You confirm your agreement to this EULA and our Privacy Policy https://wftogame.com/privacy-policy by accepting it as part of the installation/activation process

+

We may vary this EULA as and when we consider it appropriate or necessary for legal reasons or to reflect changes in WFTO. If so, then we will make the revised EULA available at http://wftogame.com.

The classic scummy catch 22 where you agree to something by installing the game (which is debatable if it would uphold in court), and in advance agreeing to retroactively accept any changes to said EULA whatsoever. In what fucking sense are you any different than EA (besides not actually exploiting this, unlike them)
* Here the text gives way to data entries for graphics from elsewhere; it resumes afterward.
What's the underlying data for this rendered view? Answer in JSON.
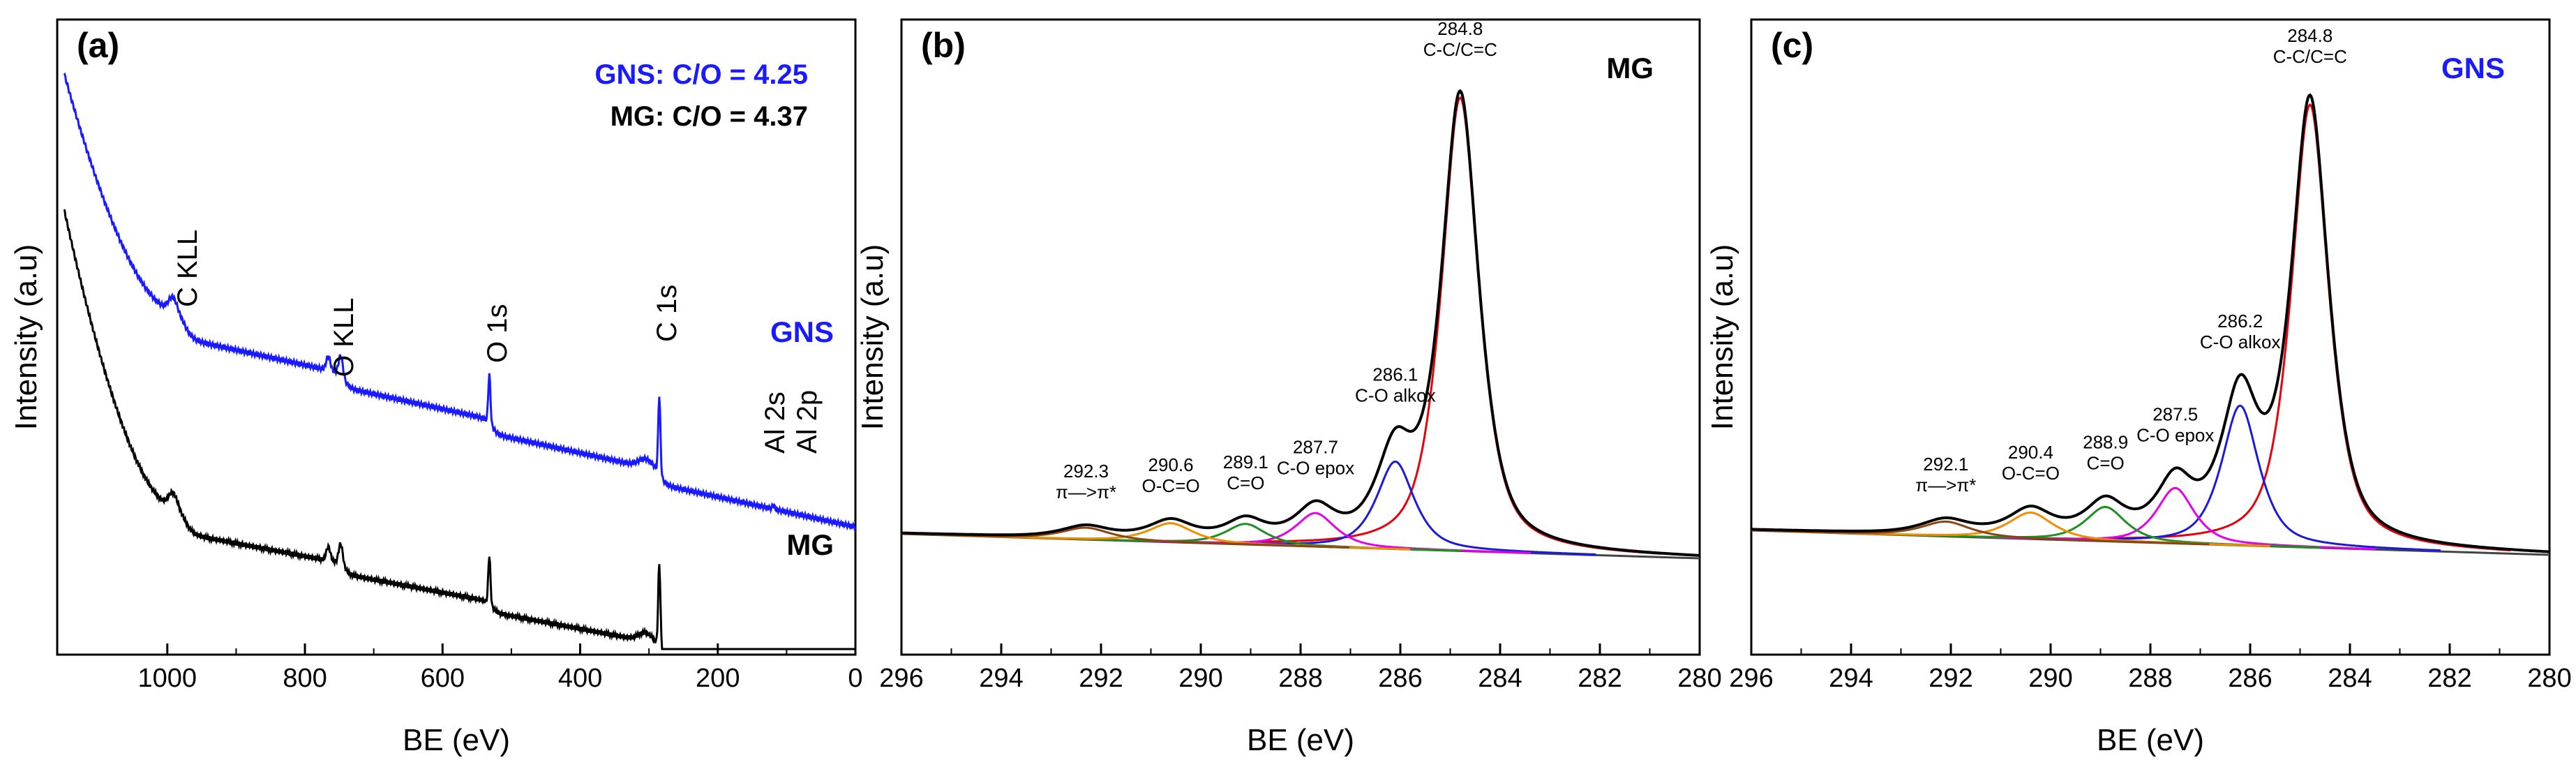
{
  "chart_data": [
    {
      "panel": "(a)",
      "type": "line",
      "xlabel": "BE (eV)",
      "ylabel": "Intensity (a.u)",
      "xlim": [
        1160,
        0
      ],
      "xticks": [
        1000,
        800,
        600,
        400,
        200,
        0
      ],
      "ratios": [
        {
          "label": "GNS: C/O = 4.25",
          "color": "#1a1aff"
        },
        {
          "label": "MG: C/O = 4.37",
          "color": "#000000"
        }
      ],
      "peak_labels": [
        "C KLL",
        "O KLL",
        "O 1s",
        "C 1s",
        "Al 2s",
        "Al 2p"
      ],
      "series": [
        {
          "name": "GNS",
          "color": "#1a1aff",
          "baseline": 1.0,
          "offset": 1.0
        },
        {
          "name": "MG",
          "color": "#000000",
          "baseline": 0.0,
          "offset": 0.0
        }
      ]
    },
    {
      "panel": "(b)",
      "type": "line",
      "sample": "MG",
      "xlabel": "BE (eV)",
      "ylabel": "Intensity (a.u)",
      "xlim": [
        296,
        280
      ],
      "xticks": [
        296,
        294,
        292,
        290,
        288,
        286,
        284,
        282,
        280
      ],
      "components": [
        {
          "center": 284.8,
          "value": "284.8",
          "label": "C-C/C=C",
          "color": "#e8000b",
          "height": 8.4,
          "width": 0.42
        },
        {
          "center": 286.1,
          "value": "286.1",
          "label": "C-O alkox",
          "color": "#1a1adb",
          "height": 1.62,
          "width": 0.42
        },
        {
          "center": 287.7,
          "value": "287.7",
          "label": "C-O epox",
          "color": "#e600e6",
          "height": 0.62,
          "width": 0.45
        },
        {
          "center": 289.1,
          "value": "289.1",
          "label": "C=O",
          "color": "#1f8f1f",
          "height": 0.38,
          "width": 0.45
        },
        {
          "center": 290.6,
          "value": "290.6",
          "label": "O-C=O",
          "color": "#f28c00",
          "height": 0.35,
          "width": 0.5
        },
        {
          "center": 292.3,
          "value": "292.3",
          "label": "π—>π*",
          "color": "#8b4513",
          "height": 0.22,
          "width": 0.55
        }
      ]
    },
    {
      "panel": "(c)",
      "type": "line",
      "sample": "GNS",
      "xlabel": "BE (eV)",
      "ylabel": "Intensity (a.u)",
      "xlim": [
        296,
        280
      ],
      "xticks": [
        296,
        294,
        292,
        290,
        288,
        286,
        284,
        282,
        280
      ],
      "components": [
        {
          "center": 284.8,
          "value": "284.8",
          "label": "C-C/C=C",
          "color": "#e8000b",
          "height": 8.4,
          "width": 0.42
        },
        {
          "center": 286.2,
          "value": "286.2",
          "label": "C-O alkox",
          "color": "#1a1adb",
          "height": 2.65,
          "width": 0.42
        },
        {
          "center": 287.5,
          "value": "287.5",
          "label": "C-O epox",
          "color": "#e600e6",
          "height": 1.05,
          "width": 0.42
        },
        {
          "center": 288.9,
          "value": "288.9",
          "label": "C=O",
          "color": "#1f8f1f",
          "height": 0.65,
          "width": 0.45
        },
        {
          "center": 290.4,
          "value": "290.4",
          "label": "O-C=O",
          "color": "#f28c00",
          "height": 0.5,
          "width": 0.5
        },
        {
          "center": 292.1,
          "value": "292.1",
          "label": "π—>π*",
          "color": "#8b4513",
          "height": 0.28,
          "width": 0.55
        }
      ]
    }
  ]
}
The privacy eula is also classic. But if you actually wanted to make people not weary of possible (which are totally possible) shifty machinations from your side, you could easily make the privacy policy like 3 sentences longer, and actually explain that you MAY collect the name and personal stuff ONLY if someone contacts support. That you MAY collect the computer data ONLY if someone contacts support and needs help. That, by playing the single player game, you collect literally nothing. Not even from the facebook or newsletter icons. That by playing online, (which should have a seperate opt-in privacy policy presented to the player in-game for him to accept or not each time (like in MGSV), you MAY collect some Extremely Anonimized Score, gameplay and player data.
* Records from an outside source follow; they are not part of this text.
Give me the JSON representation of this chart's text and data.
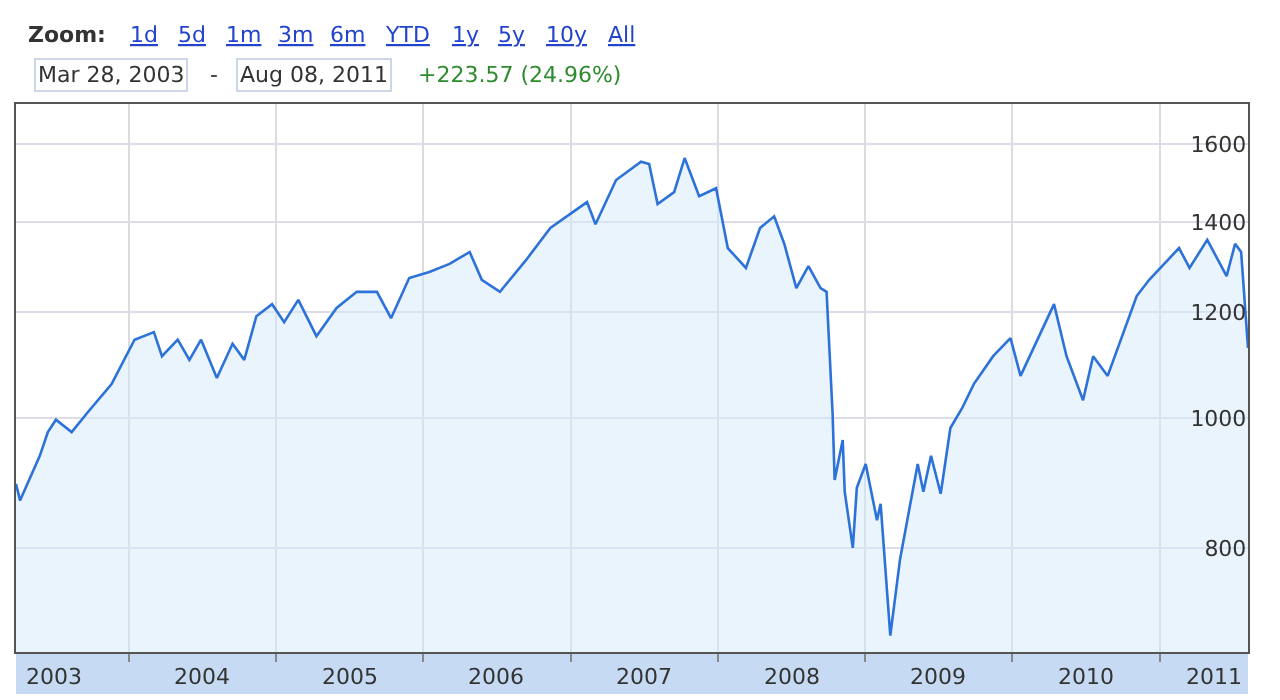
{
  "chart_data": {
    "type": "area",
    "annotations": [
      "Zoom:",
      "1d",
      "5d",
      "1m",
      "3m",
      "6m",
      "YTD",
      "1y",
      "5y",
      "10y",
      "All",
      "Mar 28, 2003",
      "-",
      "Aug 08, 2011",
      "+223.57 (24.96%)"
    ],
    "x": [
      "2003-03-28",
      "2003-04-07",
      "2003-05-26",
      "2003-06-15",
      "2003-07-05",
      "2003-08-13",
      "2003-09-22",
      "2003-11-20",
      "2004-01-16",
      "2004-03-04",
      "2004-03-24",
      "2004-05-02",
      "2004-05-31",
      "2004-06-29",
      "2004-08-07",
      "2004-09-15",
      "2004-10-14",
      "2004-11-13",
      "2004-12-22",
      "2005-01-21",
      "2005-02-25",
      "2005-04-11",
      "2005-05-31",
      "2005-07-20",
      "2005-09-08",
      "2005-10-13",
      "2005-11-27",
      "2006-01-16",
      "2006-03-07",
      "2006-04-26",
      "2006-05-26",
      "2006-07-10",
      "2006-09-13",
      "2006-11-12",
      "2007-02-11",
      "2007-03-04",
      "2007-04-24",
      "2007-06-25",
      "2007-07-15",
      "2007-08-05",
      "2007-09-15",
      "2007-10-11",
      "2007-11-16",
      "2007-12-28",
      "2008-01-26",
      "2008-03-11",
      "2008-04-15",
      "2008-05-20",
      "2008-06-14",
      "2008-07-14",
      "2008-08-13",
      "2008-09-12",
      "2008-09-27",
      "2008-10-12",
      "2008-10-17",
      "2008-11-06",
      "2008-11-11",
      "2008-12-01",
      "2008-12-11",
      "2009-01-02",
      "2009-01-30",
      "2009-02-08",
      "2009-03-04",
      "2009-03-28",
      "2009-04-26",
      "2009-05-11",
      "2009-05-25",
      "2009-06-13",
      "2009-07-07",
      "2009-07-31",
      "2009-08-29",
      "2009-09-27",
      "2009-11-14",
      "2009-12-27",
      "2010-01-21",
      "2010-04-14",
      "2010-05-15",
      "2010-06-25",
      "2010-07-20",
      "2010-08-25",
      "2010-11-05",
      "2010-12-06",
      "2011-02-18",
      "2011-03-16",
      "2011-04-29",
      "2011-06-16",
      "2011-07-07",
      "2011-07-22",
      "2011-08-08"
    ],
    "series": [
      {
        "color": "#2d72d9",
        "values": [
          893,
          868,
          937,
          976,
          997,
          976,
          1010,
          1060,
          1144,
          1159,
          1112,
          1144,
          1105,
          1144,
          1071,
          1136,
          1105,
          1191,
          1216,
          1179,
          1225,
          1151,
          1208,
          1242,
          1242,
          1187,
          1272,
          1285,
          1303,
          1330,
          1268,
          1242,
          1312,
          1386,
          1449,
          1395,
          1505,
          1553,
          1547,
          1444,
          1474,
          1563,
          1464,
          1484,
          1339,
          1294,
          1386,
          1414,
          1349,
          1250,
          1298,
          1250,
          1242,
          1007,
          899,
          963,
          881,
          800,
          887,
          924,
          839,
          863,
          688,
          784,
          874,
          924,
          881,
          937,
          878,
          983,
          1017,
          1060,
          1112,
          1147,
          1075,
          1216,
          1112,
          1031,
          1112,
          1075,
          1233,
          1268,
          1339,
          1294,
          1358,
          1276,
          1349,
          1330,
          1128
        ]
      }
    ],
    "xlim": [
      "2003-03-28",
      "2011-08-08"
    ],
    "xticks": [
      {
        "value": "2003-07-02",
        "label": "2003"
      },
      {
        "value": "2004-01-01",
        "label": null
      },
      {
        "value": "2004-07-02",
        "label": "2004"
      },
      {
        "value": "2005-01-01",
        "label": null
      },
      {
        "value": "2005-07-02",
        "label": "2005"
      },
      {
        "value": "2006-01-01",
        "label": null
      },
      {
        "value": "2006-07-02",
        "label": "2006"
      },
      {
        "value": "2007-01-01",
        "label": null
      },
      {
        "value": "2007-07-02",
        "label": "2007"
      },
      {
        "value": "2008-01-01",
        "label": null
      },
      {
        "value": "2008-07-02",
        "label": "2008"
      },
      {
        "value": "2009-01-01",
        "label": null
      },
      {
        "value": "2009-07-02",
        "label": "2009"
      },
      {
        "value": "2010-01-01",
        "label": null
      },
      {
        "value": "2010-07-02",
        "label": "2010"
      },
      {
        "value": "2011-01-01",
        "label": null
      },
      {
        "value": "2011-05-15",
        "label": "2011"
      }
    ],
    "ylim": [
      669,
      1715
    ],
    "yticks": [
      800,
      1000,
      1200,
      1400,
      1600
    ],
    "log": "y",
    "grid": true
  }
}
This stuff is important because under your "one size fits all" policy, you can make a patch today and add redshell to everyones game, and steal all their hardware data, and even personal data if you update your EULA, which you totally can whenever you want, and everyone already agreed to follow it.

In short: My advice for you, to be a "good guy developer":

  1. Lose the shitty third party EULA on steam completely. If others can do it, so can you. But you "have to" have it because you wanna steal data.

  2. Lose your shitty newsletter, this isn't grade school. Have some respect. Lose everything that has nothing to do with the game.

  3. Change your policy so it clearly outlines which parts of your services steal your data, and which don't.

  4. Make people contact customer services over a forum like in the old days, there is no need to mash that privacy policy with the actual game.

  5. Basically, ask fellow devs like A hat in time, Dark souls, Absolute Drift, Grim DAwn, Supergiant Games, how they manage to put out nice games without intruding upon the privacy of their customers. Some of those are established "good guy" developers. They don't need our data. Be a bit self conscious and realize that you are a small shitty studio, which tried to make a DK2 sucessor, and failed.. BUT, you try to do big boy data gathering like it matters, with a sprinkle of bad achievements, and mobile game bullshit like newsletters and a whole bunch of DLCs like they actually add something. Why not put that time in to make a good game so I actually want to buy it? I refuse to buy your game because of the EULA mainly, then secondly because it has impossible achievements which also require multiplayer (multiplayer games have a major problem, and that is that they swiftly die as soon as there is no playerbase), and finally because of the abundance of DLCs, while the reviews still saying that the game has no soul and is shallow.

Just make a game like DK2, get rid of the mobile game bullshit, and make the multiplayer optional, without achievements, get rid of the EULA, make only a few big expansions that actually add a good chunk into the game, put some soul into the game, and THEN you will be a "good guy developer" too, and people will like and buy your game.

Show this to your boss, maybe you guys will learn something.